Philip A. Rea: Vent Cut, 2014.

The last time you heard from biology professor Philip A. Rea in the Gazette, he was explaining how plants can absorb toxic heavy-metal wastes in soil. He’s still deeply involved in scientific pursuits on campus, but today Rea’s chatting about something you won’t find in his Penn bio: his nature-focused fine art photography.

After several years of feeling “cheeky enough” to use his own photos as cover images for his biochemistry lectures—and realizing that “some of the students were getting really quite excited about the images I was showing them”—the British-born Rea prepared a debut exhibition of his work in early 2020. It opened at the Burrison Gallery, located inside the Inn at Penn, on March 11, 2020.

He was thrilled to show a collection of his photos for the first time. But within a day or two of adding the finishing touches, everything on campus snapped shut as the region went into lockdown for COVID-19. “At this point, I have the longest-standing unseen exhibition at the University of Pennsylvania,” he jokes.

When it does eventually reopen, visitors to Taken will find 22 of Rea’s photos, displayed as large 24-by-24-inch prints. They reflect nature’s stunning complexities, with images of sand, reeds, moss, ocean surf and leaves—although you may not realize exactly what you’re looking at without the occasional hints in his titles.

“I’m always trying to strip an image of the superfluous paraphernalia—I go in close and crop really tightly,” he says. “I like that lack of context, almost timelessness. Everyone will have their own mental picture of where that photograph was taken, rather than my giving the context.”

Philip A. Rea: Water Chained, 2013.
Philip A. Rea: On the Boil, 2013.

This is the natural world as seen through a biologist’s lens. “I like to think that the sort of photographs I capture give us a sense of wonder,” Rea says. “And that’s also a big part of my mission in teaching: to help people go, ‘Oh, wow. That’s so simple. And yet it explains so much.’”

The photos in Taken were snapped between 2005 and 2019, but Rea’s passion for photography took root decades earlier. While serving as a research fellow at McGill University in the late 1980s, much of his biochemistry work required developing X-ray film in a darkroom. “I found it thrilling,” he recalls. “Then I invested in a Pentax ME Super—a fully manual 35mm camera—and I just got absolutely enthralled.”

Today he shoots with Leicas: the M9 or M10 for color and the Typ 426 Monochrom for black and white.
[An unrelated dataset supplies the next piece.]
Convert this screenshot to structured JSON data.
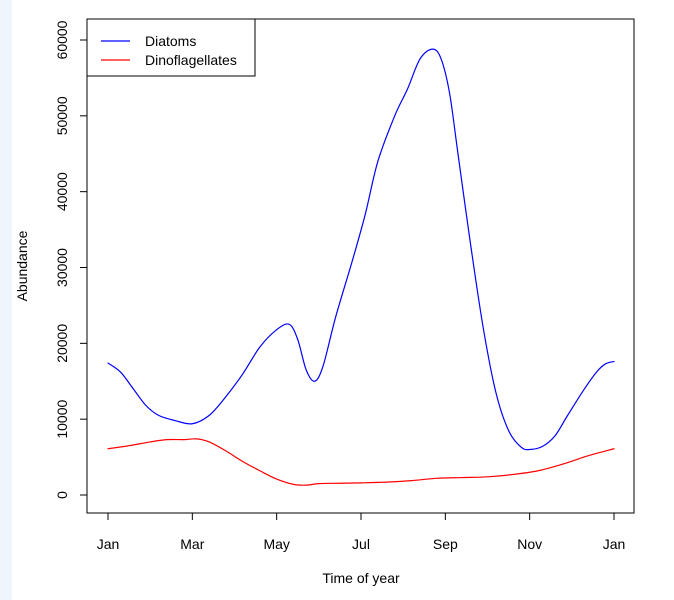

They’re mechanical cameras, focused with a rangefinder rather than through a lens, and require Rea to switch lenses if he wants to change frame or magnification (rather than using a zoom lens to move in and out).

Philip A. Rea: Skye Reeds, 2018.

As Rea awaits the Faculty Club (and, by extension, his exhibition’s) reopening, he’s been keeping both his science and art sides busy. He teaches biochemistry to undergrads and serves as director of Penn’s Roy and Diana Vagelos Program in Life Sciences & Management. And after his exhibition closed last year, he quickly began a new photo series that he hopes to exhibit in the future.

“When we were in lockdown, the area in which I could photograph was really contracted,” he says. “It made me doubly observant of what I had immediate access to.” His new series Bark grew out of daily walks around his Ardmore neighborhood.

“If you look closely at bark, you’ll notice how disparate it can be on different faces of the same tree or between different trees,” he adds. “These photos are really exploring the diversity of texture and gradation and repeat structures in tree bark.”

Philip A. Rea: Bark Hieroglyphed, 2021.

“I’ll come clean and say that a lot of my photography is purely serendipitous”—Bark included, he adds. “Often, I set out intending to get one shot, but instead get another that’s better, and could not have been anticipated—which is very like doing science.”